Глория поджала губы. Она продолжала красить стену, аккуратно и ровно работая валиком. Рут спросила:
– Дядя Лен тебя опять выгоняет из своего дома, Китти?
– Да, – негромко и холодно ответила Глория.
– Нет! – возмущенно воскликнула Китти. – Нет, он меня не выгоняет из дома, Глория! Какая же ты бесчувственная грубиянка, мать твою!
– Он говорит, что выгонит ее из дома, если она не прекратит пить, – проговорила Глория таким же спокойным тоном.
– А он-то сам почему пить не прекращает, а? – сердито вопрошала Китти. – Лен мне говорит, чтоб я бросила пить, а уж больше него никто не хлещет!
– Китти может переехать ко мне, – повторила миссис Поммерой.
– Он-то сам почему каждый день надирается? – прокричала Китти.
– Ну, – рассудительно проговорила Рут, – потому что он мерзкий старый алкаш.
– Сволочь он, – сказала Глория. – Гадкий старый хрен.
– Ну, хрен-то у него точно самый большой на острове, – хихикнула Китти.
Глория продолжала красить стену.
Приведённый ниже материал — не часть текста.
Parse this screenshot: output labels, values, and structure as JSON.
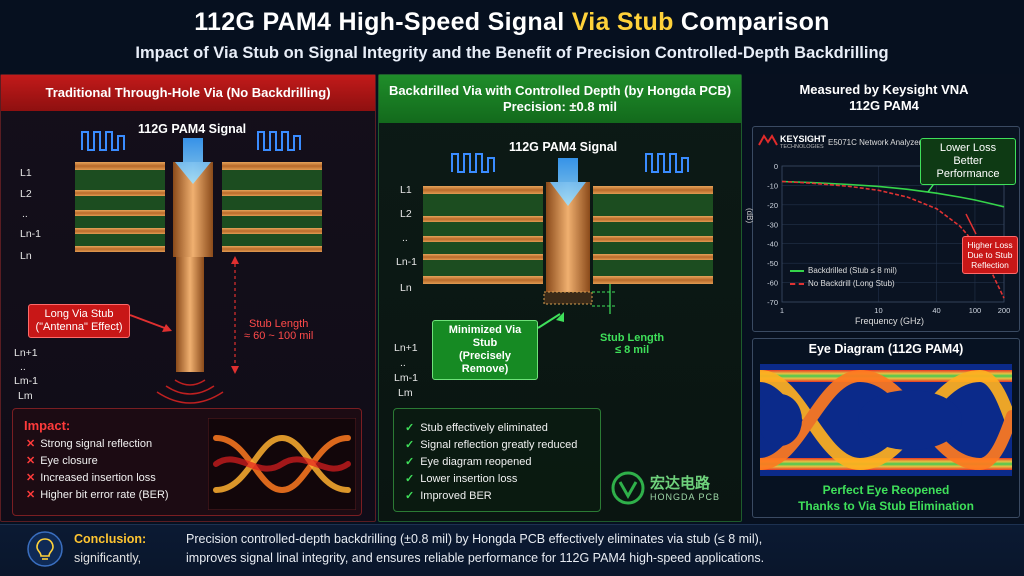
{
  "title": {
    "main_prefix": "112G PAM4 High-Speed Signal ",
    "main_highlight": "Via Stub",
    "main_suffix": " Comparison",
    "subtitle": "Impact of Via Stub on Signal Integrity and the Benefit of Precision Controlled-Depth Backdrilling"
  },
  "left": {
    "header": "Traditional Through-Hole Via (No Backdrilling)",
    "signal_label": "112G PAM4 Signal",
    "layers_top": [
      "L1",
      "L2",
      "..",
      "Ln-1",
      "Ln"
    ],
    "layers_bottom": [
      "Ln+1",
      "..",
      "Lm-1",
      "Lm"
    ],
    "stub_tag_line1": "Long Via Stub",
    "stub_tag_line2": "(\"Antenna\" Effect)",
    "stub_length_line1": "Stub Length",
    "stub_length_line2": "≈ 60 ~ 100 mil",
    "impact_title": "Impact:",
    "impacts": [
      "Strong signal reflection",
      "Eye closure",
      "Increased insertion loss",
      "Higher bit error rate (BER)"
    ]
  },
  "middle": {
    "header_line1": "Backdrilled Via with Controlled Depth (by Hongda PCB)",
    "header_line2": "Precision: ±0.8 mil",
    "signal_label": "112G PAM4 Signal",
    "layers_top": [
      "L1",
      "L2",
      "..",
      "Ln-1",
      "Ln"
    ],
    "layers_bottom": [
      "Ln+1",
      "..",
      "Lm-1",
      "Lm"
    ],
    "stub_tag_line1": "Minimized Via Stub",
    "stub_tag_line2": "(Precisely Remove)",
    "stub_length_line1": "Stub Length",
    "stub_length_line2": "≤ 8 mil",
    "benefits": [
      "Stub effectively eliminated",
      "Signal reflection greatly reduced",
      "Eye diagram reopened",
      "Lower insertion loss",
      "Improved BER"
    ],
    "logo_cn": "宏达电路",
    "logo_en": "HONGDA PCB"
  },
  "right": {
    "header_line1": "Measured by Keysight VNA",
    "header_line2": "112G PAM4",
    "brand": "KEYSIGHT",
    "brand_sub": "TECHNOLOGIES",
    "instrument": "E5071C Network Analyzer",
    "callout_good_line1": "Lower Loss",
    "callout_good_line2": "Better Performance",
    "callout_bad_line1": "Higher Loss",
    "callout_bad_line2": "Due to Stub",
    "callout_bad_line3": "Reflection",
    "eye_title": "Eye Diagram (112G PAM4)",
    "eye_caption_line1": "Perfect Eye Reopened",
    "eye_caption_line2": "Thanks to Via Stub Elimination"
  },
  "chart_data": {
    "type": "line",
    "title": "",
    "xlabel": "Frequency (GHz)",
    "ylabel": "(dB)",
    "x_ticks": [
      "1",
      "10",
      "40",
      "100",
      "200"
    ],
    "y_ticks": [
      "0",
      "-10",
      "-20",
      "-30",
      "-40",
      "-50",
      "-60",
      "-70"
    ],
    "x_scale": "log",
    "xlim": [
      1,
      200
    ],
    "ylim": [
      -70,
      0
    ],
    "legend_position": "bottom-left",
    "series": [
      {
        "name": "Backdrilled (Stub ≤ 8 mil)",
        "color": "#35d44a",
        "style": "solid",
        "x": [
          1,
          2,
          5,
          10,
          20,
          40,
          70,
          100,
          150,
          200
        ],
        "y": [
          -8,
          -8.5,
          -9.5,
          -10.5,
          -12,
          -14,
          -16,
          -17.5,
          -19.5,
          -21
        ]
      },
      {
        "name": "No Backdrill (Long Stub)",
        "color": "#e03232",
        "style": "dashed",
        "x": [
          1,
          2,
          5,
          10,
          20,
          40,
          70,
          100,
          150,
          200
        ],
        "y": [
          -8,
          -8.8,
          -10.5,
          -12.5,
          -16,
          -22,
          -31,
          -40,
          -55,
          -68
        ]
      }
    ]
  },
  "conclusion": {
    "label": "Conclusion:",
    "label_sub": "significantly,",
    "line1": "Precision controlled-depth backdrilling (±0.8 mil) by Hongda PCB effectively eliminates via stub (≤ 8 mil),",
    "line2": "improves signal linal integrity, and ensures reliable performance for 112G PAM4 high-speed applications."
  },
  "colors": {
    "accent_yellow": "#ffd23a",
    "red": "#c21a1a",
    "green": "#1f8d2a",
    "copper": "#c77a35",
    "board_green": "#1f5a22"
  }
}
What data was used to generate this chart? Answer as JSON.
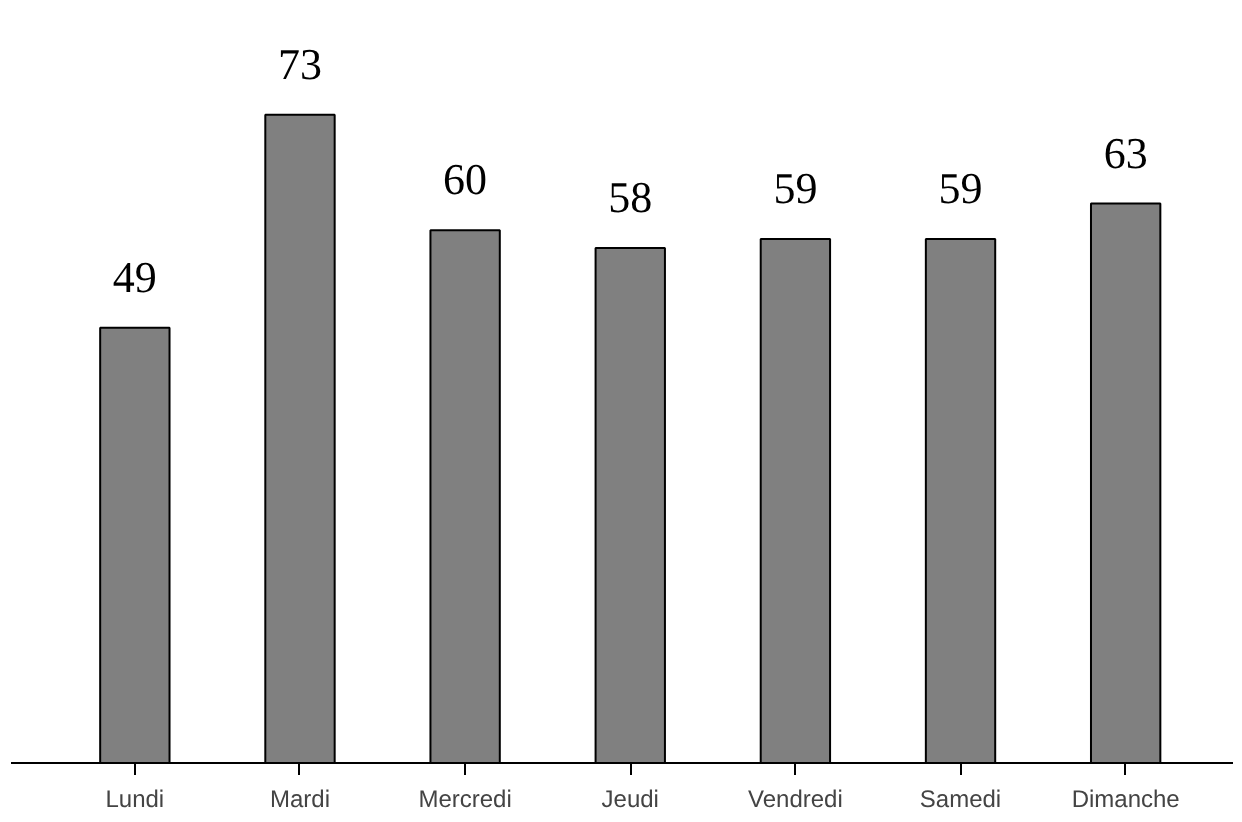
{
  "chart_data": {
    "type": "bar",
    "categories": [
      "Lundi",
      "Mardi",
      "Mercredi",
      "Jeudi",
      "Vendredi",
      "Samedi",
      "Dimanche"
    ],
    "values": [
      49,
      73,
      60,
      58,
      59,
      59,
      63
    ],
    "color": "#808080",
    "data_labels": true,
    "grid": false
  }
}
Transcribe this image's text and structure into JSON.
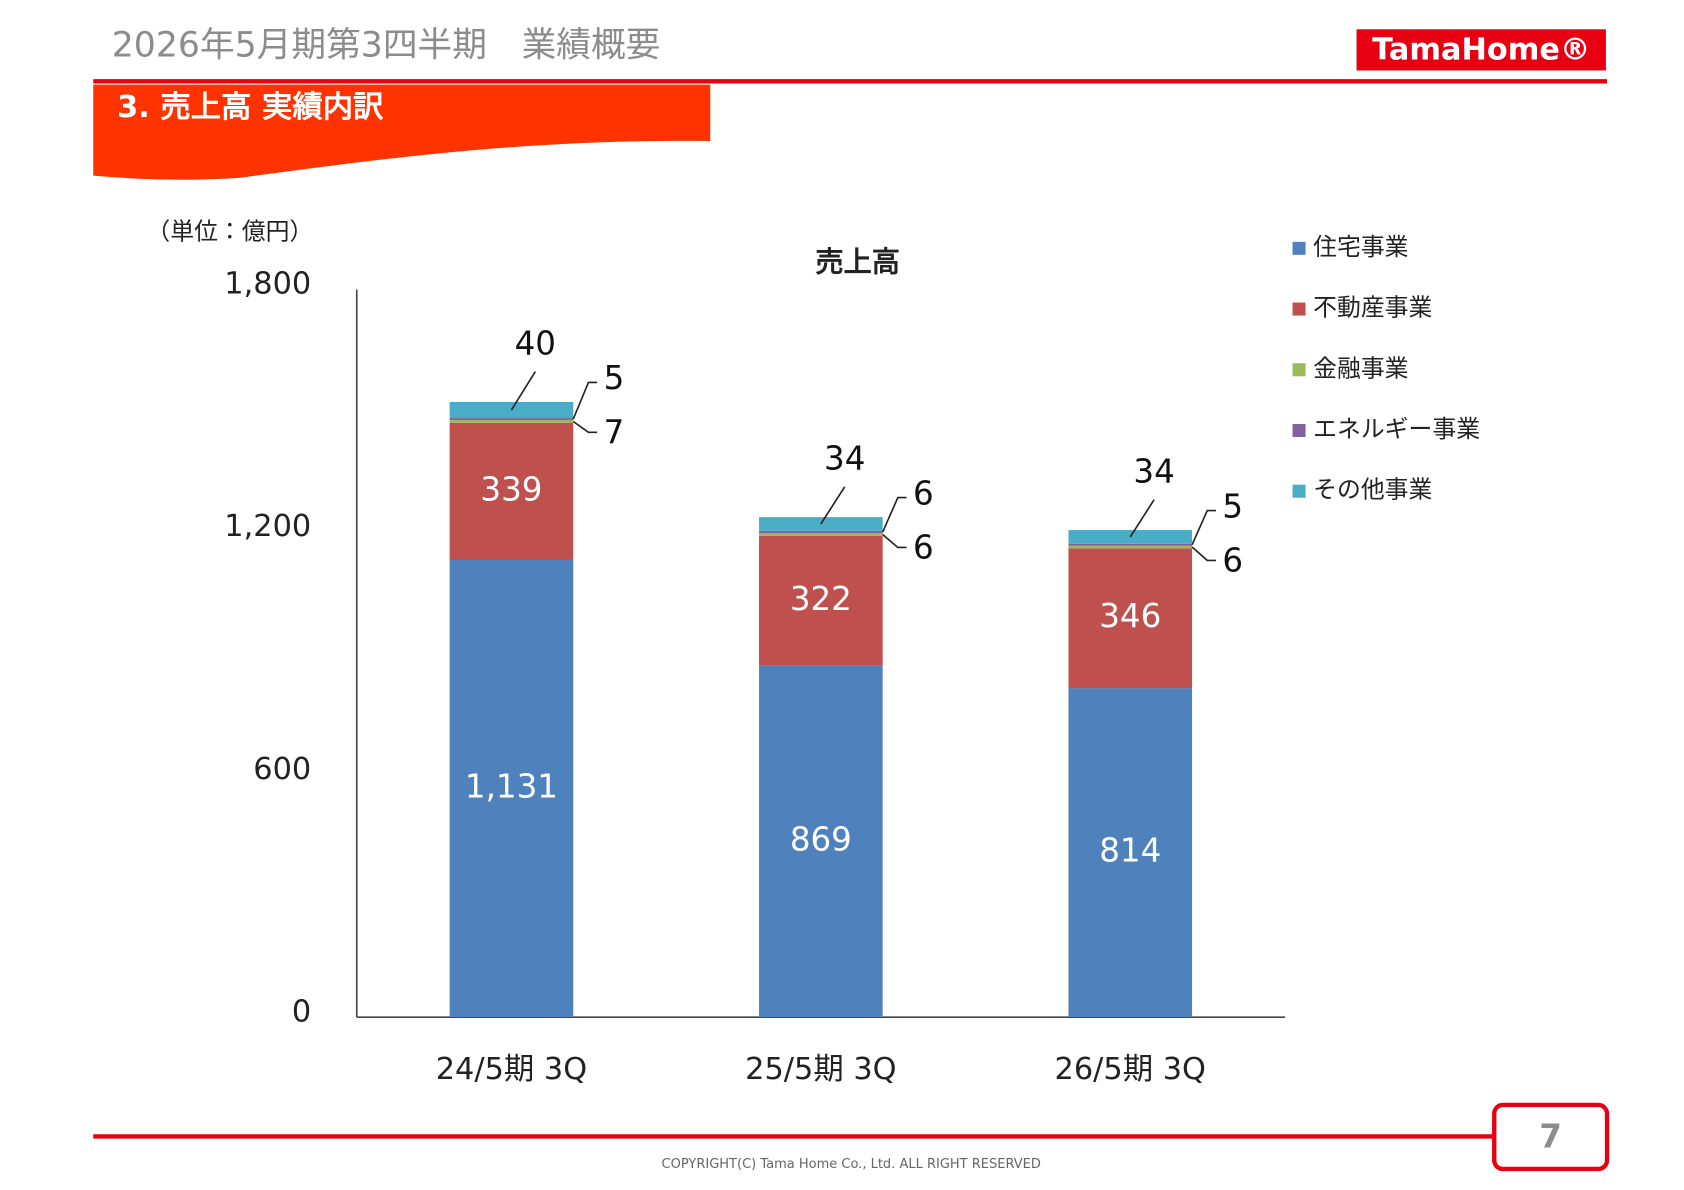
{
  "page": {
    "header_title": "2026年5月期第3四半期　業績概要",
    "section_title": "3. 売上高 実績内訳",
    "logo": "TamaHome®",
    "unit": "（単位：億円）",
    "page_number": "7",
    "copyright": "COPYRIGHT(C)  Tama Home Co., Ltd.   ALL RIGHT RESERVED"
  },
  "chart_data": {
    "type": "stacked-bar",
    "title": "売上高",
    "categories": [
      "24/5期 3Q",
      "25/5期 3Q",
      "26/5期 3Q"
    ],
    "series": [
      {
        "name": "住宅事業",
        "color": "#4f81bd",
        "values": [
          1131,
          869,
          814
        ]
      },
      {
        "name": "不動産事業",
        "color": "#c0504d",
        "values": [
          339,
          322,
          346
        ]
      },
      {
        "name": "金融事業",
        "color": "#9bbb59",
        "values": [
          7,
          6,
          6
        ]
      },
      {
        "name": "エネルギー事業",
        "color": "#8064a2",
        "values": [
          5,
          6,
          5
        ]
      },
      {
        "name": "その他事業",
        "color": "#4bacc6",
        "values": [
          40,
          34,
          34
        ]
      }
    ],
    "ylim": [
      0,
      1800
    ],
    "yticks": [
      0,
      600,
      {
        "value": 1200,
        "label": "1,200"
      },
      {
        "value": 1800,
        "label": "1,800"
      }
    ],
    "value_labels": [
      [
        "1,131",
        "869",
        "814"
      ],
      null,
      null,
      null,
      null
    ],
    "legend": "right"
  }
}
Миссис Поммерой рассмеялась. Наверху послышался детский плач.
– О господи, – прошептала миссис Поммерой.
– Добилась своего, – проворчала Глория. – Ребенка разбудила, чтоб тебя, Китти.
– Это не я! – возмутилась Китти.
Ребенок заплакал еще громче.
– О господи, – повторила миссис Поммерой.
– Ну и громко же орет, – сказала Рут, а Глория кивнула:
– Это точно, Рут.
– Значит, Опал дома, да?
– Она тут уже несколько дней, Рут. Они с Робином помирились, и это хорошо. Они теперь семья, им нужно жить вместе. Они уже взрослые, я так думаю.
– А я так думаю, – буркнула Глория, – что ее семейку уже тошнит от нее, вот они ее сюда и отправили.
Наверху послышались шаги. Плач немного утих. Вскоре в кухню вошла Опал с ребенком на руках.
– Вечно ты так орешь, Китти, – жалобно проговорила Опал. – Всегда будишь моего Эдди.
Опал была женой Робина Поммероя, и этот факт все еще изумлял Рут: толстый, вечно сонный семнадцатилетний Робин Поммерой был женат. Опал была из Рокленда, и ей тоже было семнадцать. Ее отец владел в Рокленде бензозаправкой. Робин познакомился с Опал в городе, когда заехал набрать бензина в канистры для своего грузовичка. Она была довольно хорошенькая («Хитрая грязная маленькая сучка», – поставил свой диагноз Ангус Адамс), волосы у нее были светлые, пепельно-русые, и Опал завязывала их в игривые хвостики. В кухню она пришла в халате и грязных шлепанцах, а ногами шаркала, как старушка. С тех пор как Рут видела ее в последний раз, Опал растолстела, но виделись они прошлым летом. На малыше был толстенный подгузник и один носок. Он вытащил пальчики изо рта и стал сжимать и разжимать их, словно хотел схватить воздух.
– О боже мой! – воскликнула Рут. – Какой он громадный!
– Привет, Рут, – смущенно поздоровалась Опал.
– Привет, Опал. Какой у тебя большущий младенец!
– Я не знала, что ты уже вернулась из школы, Рут.
– Я уже месяц как приехала.
– Рада, что вернулась?
– Конечно.
– Вернуться на Форт-Найлз – это как с лошади свалиться, – заметила Китти Поммерой. – Ни за что не забудешь, каково это.
Рут пропустила ее шутку мимо ушей.
– Просто гигантский ребенок, Опал! Ну, Эдди, привет! Привет, малыш Эдди!
– Да, точно, – кивнула Китти. – Наш Эдди – великан. Правда, Эдди? Правда, ты у нас великан?
Опал поставила Эдди на пол между своих ног и дала ему два пальца, чтобы он за них держался. Эдди попытался свести вместе коленки и зашатался как пьяный. Его животик смешно торчал вперед над краем подгузника, ножки у него были пухлые и тугие, а ручки словно собраны из отдельных частей. И еще у него было несколько подбородков, а вся грудь у него была вымочена слюнями.